Sylvain Hallé and Hugo Tremblay, Université du Québec à Chicoutimi
This paper presents the theoretical foundations of a data lineage framework for a model of computation called a function circuit, which is a directed graph of elementary calculation units called "functions". The proposed framework allow functions to manipulate arbitrary data structures, and allows lineage relationships to be expressed at a fine level of granularity over these structures by introducing the abstract concept of designator. Moreover, the lineage graphs produced by this framework allow multiple alternate explanations of a function’s outputs from its inputs. The theoretical groundwork presented in this paper opens the way to the implementation of a generic lineage library for function circuits.

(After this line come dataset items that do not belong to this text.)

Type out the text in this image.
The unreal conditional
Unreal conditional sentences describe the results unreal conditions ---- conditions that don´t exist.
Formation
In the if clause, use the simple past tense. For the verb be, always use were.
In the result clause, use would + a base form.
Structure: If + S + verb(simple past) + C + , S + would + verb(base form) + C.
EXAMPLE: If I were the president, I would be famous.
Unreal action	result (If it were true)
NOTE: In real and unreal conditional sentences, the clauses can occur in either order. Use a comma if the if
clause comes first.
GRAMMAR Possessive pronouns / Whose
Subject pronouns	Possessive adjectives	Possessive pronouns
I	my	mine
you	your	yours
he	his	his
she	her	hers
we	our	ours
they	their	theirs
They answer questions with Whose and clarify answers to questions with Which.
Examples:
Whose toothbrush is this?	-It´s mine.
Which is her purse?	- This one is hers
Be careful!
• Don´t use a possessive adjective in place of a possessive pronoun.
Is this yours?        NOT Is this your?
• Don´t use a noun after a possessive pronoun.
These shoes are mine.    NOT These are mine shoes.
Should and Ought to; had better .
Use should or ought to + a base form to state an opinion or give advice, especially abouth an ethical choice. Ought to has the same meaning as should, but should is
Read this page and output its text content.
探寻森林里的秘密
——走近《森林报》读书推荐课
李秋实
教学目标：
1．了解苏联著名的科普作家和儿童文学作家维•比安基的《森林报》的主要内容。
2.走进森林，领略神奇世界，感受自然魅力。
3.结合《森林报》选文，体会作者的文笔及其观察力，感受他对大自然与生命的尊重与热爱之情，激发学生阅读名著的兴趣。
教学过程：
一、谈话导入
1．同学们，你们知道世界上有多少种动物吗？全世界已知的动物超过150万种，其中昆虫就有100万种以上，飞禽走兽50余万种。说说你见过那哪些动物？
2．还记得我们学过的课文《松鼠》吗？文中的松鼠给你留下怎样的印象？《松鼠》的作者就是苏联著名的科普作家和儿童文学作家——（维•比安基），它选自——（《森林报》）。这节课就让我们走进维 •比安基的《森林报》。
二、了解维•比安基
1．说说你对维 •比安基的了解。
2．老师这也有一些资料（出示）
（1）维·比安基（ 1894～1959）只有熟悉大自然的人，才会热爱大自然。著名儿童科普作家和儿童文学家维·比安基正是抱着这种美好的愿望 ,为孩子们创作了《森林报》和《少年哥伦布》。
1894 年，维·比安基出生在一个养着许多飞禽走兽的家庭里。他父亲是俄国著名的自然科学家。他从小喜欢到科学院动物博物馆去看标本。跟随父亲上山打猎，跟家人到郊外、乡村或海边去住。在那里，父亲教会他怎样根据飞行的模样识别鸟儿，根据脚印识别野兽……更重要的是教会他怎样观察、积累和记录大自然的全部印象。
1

Scott Friedman, Jeff Rye, David LaVergne, and Dan Thomsen, SIFT, LLC; Matthew Allen and Kyle Tunis, Raytheon BBN Technologies
Analytic software tools and workflows are increasing in capability, complexity, number, and scale, and the integrity of our workflows is as important as ever. Specifically, we must be able to inspect the process of analytic workflows to assess (1) confidence of the conclusions, (2) risks and biases of the operations involved, (3) sensitivity of the conclusions to sources and agents, (4) impact and pertinence of various sources and agents, and (5) diversity of the sources that support the conclusions. We present an approach that tracks agents’ provenance with PROV-O in conjunction with agents’ appraisals and evidence links (expressed in our novel DIVE ontology). Together, PROV-O and DIVE enable dynamic propagation of confidence and counter-factual refutation to improve human machine trust and analytic integrity. We demonstrate representative software developed for user interaction with that provenance, and discuss key needs for organizations adopting such approaches.We demonstrate all of these assessments in a multi-agent analysis scenario, using an interactive web-based information validation UI.